Convening for the first time since Dec. 13, the Burke County Board of Education gathered at the Olive Hill Resource Center late Monday for its regularly scheduled work session.
At the session, the board received a quarterly child nutrition program update from Aaron Probst of Chartwells.
Several new menu items have been introduced in Burke County Public Schools, most notably blue raspberry slushies at the four high schools. Chartwells let students taste test the slushies, which are 100 percent fruit juice, in November. Feedback was highly positive, so the product will be available at Draughn, East Burke, Freedom and Patton high schools for $1.25.
“I think it was well-received,” Probst told the board. “We actually started serving it this past week in all four high schools. We’ve done pretty good numbers so far. On the first day of service Friday, at Draughn High School we served 40, at Freedom we served 37, at Patton we served 30 and at East Burke we served 21.
“It’s an alternative for students. It’s something exciting and something to make them look forward to lunch.”
Other new menu options introduced recently have included chicken and waffles with spiced apples at high schools and “The Dog 8 My Biscuit,” a hot dog wrapped in a biscuit and sprinkled with parmesan cheese, at elementary schools.
“We generated some excitement with that,” Probst said.
Chartwells also has experimented with some chicken sandwich options, including crispy, grilled, Nashville hot and teriyaki. The sandwich options recently were featured in a weeklong promotion in the high schools the week before exams. Last week, the sandwiches were available in middle schools and will be tested in elementary schools soon, Probst said.
“They’re definitely a program-driver for us,” Probst said, noting that the slightly higher cost of the chicken patties likely will limit service of the sandwiches to once per month in elementary and middle schools.
At local elementary schools, recent “Tasty Tuesdays” have featured taste tests of local produce items, including acorn squash in November, carnival cauliflower in December and Cara Cara oranges this month. Next up, Probst said, will be yam chips.
BCPS and Chartwells also recently learned it earned second place in the N.C. Crunch contest. BCPS entered its program where it promoted North Carolina apples during Farm to School Month in October. According to information from BCPS, the N.C. Farm to School Cooperative, a group of farmers who sell produce to N.C. schools through the N.C. Farm to School program, sponsored the contest.

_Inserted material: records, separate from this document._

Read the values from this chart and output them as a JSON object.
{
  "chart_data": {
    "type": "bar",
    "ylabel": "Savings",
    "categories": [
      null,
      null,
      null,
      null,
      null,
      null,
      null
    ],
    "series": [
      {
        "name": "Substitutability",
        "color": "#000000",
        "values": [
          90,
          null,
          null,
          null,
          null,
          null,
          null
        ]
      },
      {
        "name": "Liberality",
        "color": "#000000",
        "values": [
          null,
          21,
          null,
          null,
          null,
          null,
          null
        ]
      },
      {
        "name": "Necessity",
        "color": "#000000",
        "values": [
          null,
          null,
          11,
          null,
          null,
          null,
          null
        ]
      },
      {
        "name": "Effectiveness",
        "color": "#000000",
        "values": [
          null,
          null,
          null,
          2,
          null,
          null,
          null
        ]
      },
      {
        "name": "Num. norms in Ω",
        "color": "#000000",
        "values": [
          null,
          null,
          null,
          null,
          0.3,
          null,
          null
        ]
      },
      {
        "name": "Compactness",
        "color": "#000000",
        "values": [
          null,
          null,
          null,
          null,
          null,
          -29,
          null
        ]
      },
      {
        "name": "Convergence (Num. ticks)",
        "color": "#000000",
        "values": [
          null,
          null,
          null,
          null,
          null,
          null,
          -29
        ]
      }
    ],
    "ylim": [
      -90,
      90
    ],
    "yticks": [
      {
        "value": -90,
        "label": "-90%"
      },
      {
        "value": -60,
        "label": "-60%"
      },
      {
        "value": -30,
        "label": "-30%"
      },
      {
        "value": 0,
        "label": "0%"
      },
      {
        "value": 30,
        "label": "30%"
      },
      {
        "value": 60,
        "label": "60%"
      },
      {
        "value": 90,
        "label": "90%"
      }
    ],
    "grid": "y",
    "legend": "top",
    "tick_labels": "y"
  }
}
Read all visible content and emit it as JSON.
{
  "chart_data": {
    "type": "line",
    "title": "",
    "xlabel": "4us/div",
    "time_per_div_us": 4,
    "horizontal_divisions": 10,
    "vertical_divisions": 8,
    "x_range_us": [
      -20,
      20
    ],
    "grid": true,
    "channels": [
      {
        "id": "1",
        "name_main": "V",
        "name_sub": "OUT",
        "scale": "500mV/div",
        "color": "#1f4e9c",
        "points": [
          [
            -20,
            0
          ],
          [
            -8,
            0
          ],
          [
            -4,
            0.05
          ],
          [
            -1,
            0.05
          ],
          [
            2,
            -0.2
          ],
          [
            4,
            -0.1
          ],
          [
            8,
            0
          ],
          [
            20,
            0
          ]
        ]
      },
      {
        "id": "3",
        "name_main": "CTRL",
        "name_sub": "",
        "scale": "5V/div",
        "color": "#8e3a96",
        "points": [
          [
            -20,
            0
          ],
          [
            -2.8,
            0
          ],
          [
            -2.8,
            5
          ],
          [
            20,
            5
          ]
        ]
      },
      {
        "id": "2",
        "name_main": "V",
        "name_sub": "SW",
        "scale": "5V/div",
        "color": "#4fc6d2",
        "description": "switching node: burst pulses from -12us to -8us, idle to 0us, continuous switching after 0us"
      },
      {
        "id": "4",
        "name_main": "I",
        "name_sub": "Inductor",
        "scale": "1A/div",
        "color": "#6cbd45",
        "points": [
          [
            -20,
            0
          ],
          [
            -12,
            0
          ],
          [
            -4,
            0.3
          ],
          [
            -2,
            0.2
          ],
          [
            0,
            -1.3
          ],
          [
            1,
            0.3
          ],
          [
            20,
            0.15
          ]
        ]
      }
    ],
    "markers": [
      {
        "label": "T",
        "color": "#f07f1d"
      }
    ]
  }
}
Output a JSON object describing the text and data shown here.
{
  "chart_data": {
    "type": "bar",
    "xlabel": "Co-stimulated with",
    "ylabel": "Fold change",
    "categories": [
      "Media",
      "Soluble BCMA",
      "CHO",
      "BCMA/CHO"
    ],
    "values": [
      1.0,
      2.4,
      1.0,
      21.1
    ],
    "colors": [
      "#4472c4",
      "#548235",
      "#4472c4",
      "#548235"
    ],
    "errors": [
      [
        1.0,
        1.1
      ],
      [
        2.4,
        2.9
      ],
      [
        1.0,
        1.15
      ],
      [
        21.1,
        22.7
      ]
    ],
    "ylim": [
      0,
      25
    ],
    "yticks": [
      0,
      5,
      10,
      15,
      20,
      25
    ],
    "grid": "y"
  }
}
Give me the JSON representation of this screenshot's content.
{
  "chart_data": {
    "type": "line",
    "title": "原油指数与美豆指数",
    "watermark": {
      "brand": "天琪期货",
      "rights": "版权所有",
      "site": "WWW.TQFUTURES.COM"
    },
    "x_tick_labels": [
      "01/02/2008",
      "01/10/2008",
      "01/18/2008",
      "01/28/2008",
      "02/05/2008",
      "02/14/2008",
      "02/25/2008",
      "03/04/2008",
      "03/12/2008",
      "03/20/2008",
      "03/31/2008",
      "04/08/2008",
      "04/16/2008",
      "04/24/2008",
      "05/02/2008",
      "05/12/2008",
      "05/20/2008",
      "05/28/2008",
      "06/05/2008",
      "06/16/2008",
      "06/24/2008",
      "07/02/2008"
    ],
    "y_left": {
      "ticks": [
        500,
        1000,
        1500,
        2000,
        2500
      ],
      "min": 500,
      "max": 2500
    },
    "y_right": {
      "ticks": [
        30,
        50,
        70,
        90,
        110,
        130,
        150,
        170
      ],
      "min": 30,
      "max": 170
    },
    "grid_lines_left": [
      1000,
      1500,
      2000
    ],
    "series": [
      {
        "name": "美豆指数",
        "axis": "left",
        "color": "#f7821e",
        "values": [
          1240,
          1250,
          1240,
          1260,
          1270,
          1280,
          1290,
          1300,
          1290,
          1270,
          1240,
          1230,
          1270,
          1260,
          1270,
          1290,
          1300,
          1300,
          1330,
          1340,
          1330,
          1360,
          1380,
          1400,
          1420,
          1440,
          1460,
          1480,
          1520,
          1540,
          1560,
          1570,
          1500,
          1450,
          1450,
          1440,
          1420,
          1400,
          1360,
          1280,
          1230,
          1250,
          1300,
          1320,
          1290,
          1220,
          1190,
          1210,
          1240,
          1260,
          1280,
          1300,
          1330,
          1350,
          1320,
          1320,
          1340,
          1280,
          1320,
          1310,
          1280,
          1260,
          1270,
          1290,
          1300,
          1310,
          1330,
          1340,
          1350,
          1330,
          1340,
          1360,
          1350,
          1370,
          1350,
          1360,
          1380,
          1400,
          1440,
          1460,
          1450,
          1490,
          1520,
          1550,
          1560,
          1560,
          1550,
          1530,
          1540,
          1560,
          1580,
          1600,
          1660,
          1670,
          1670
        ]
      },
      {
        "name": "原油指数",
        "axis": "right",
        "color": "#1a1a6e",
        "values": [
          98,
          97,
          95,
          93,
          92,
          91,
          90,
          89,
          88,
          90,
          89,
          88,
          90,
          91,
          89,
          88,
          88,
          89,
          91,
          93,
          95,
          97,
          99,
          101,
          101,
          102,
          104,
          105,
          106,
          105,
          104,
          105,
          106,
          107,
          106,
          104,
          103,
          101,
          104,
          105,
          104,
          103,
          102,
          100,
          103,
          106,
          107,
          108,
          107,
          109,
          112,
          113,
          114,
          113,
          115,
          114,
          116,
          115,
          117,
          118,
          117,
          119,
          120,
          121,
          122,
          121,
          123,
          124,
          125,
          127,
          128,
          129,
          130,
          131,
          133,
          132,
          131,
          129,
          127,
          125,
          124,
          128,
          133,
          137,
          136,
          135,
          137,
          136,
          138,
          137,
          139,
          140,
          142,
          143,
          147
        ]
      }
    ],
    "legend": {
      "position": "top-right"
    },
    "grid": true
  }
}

And Angela Hensley, foodservice management coordinator for BCPS, announced to the board that after the school system won three awards last school year in the No Kid Hungry Breakfast Challenge, it recently found out it won two more awards for Table Rock and Walter Johnson middle schools for participation levels in its second-chance breakfast program.
The child nutrition update and field trip requests were moved to the consent agenda for next Monday’s regular school board meeting.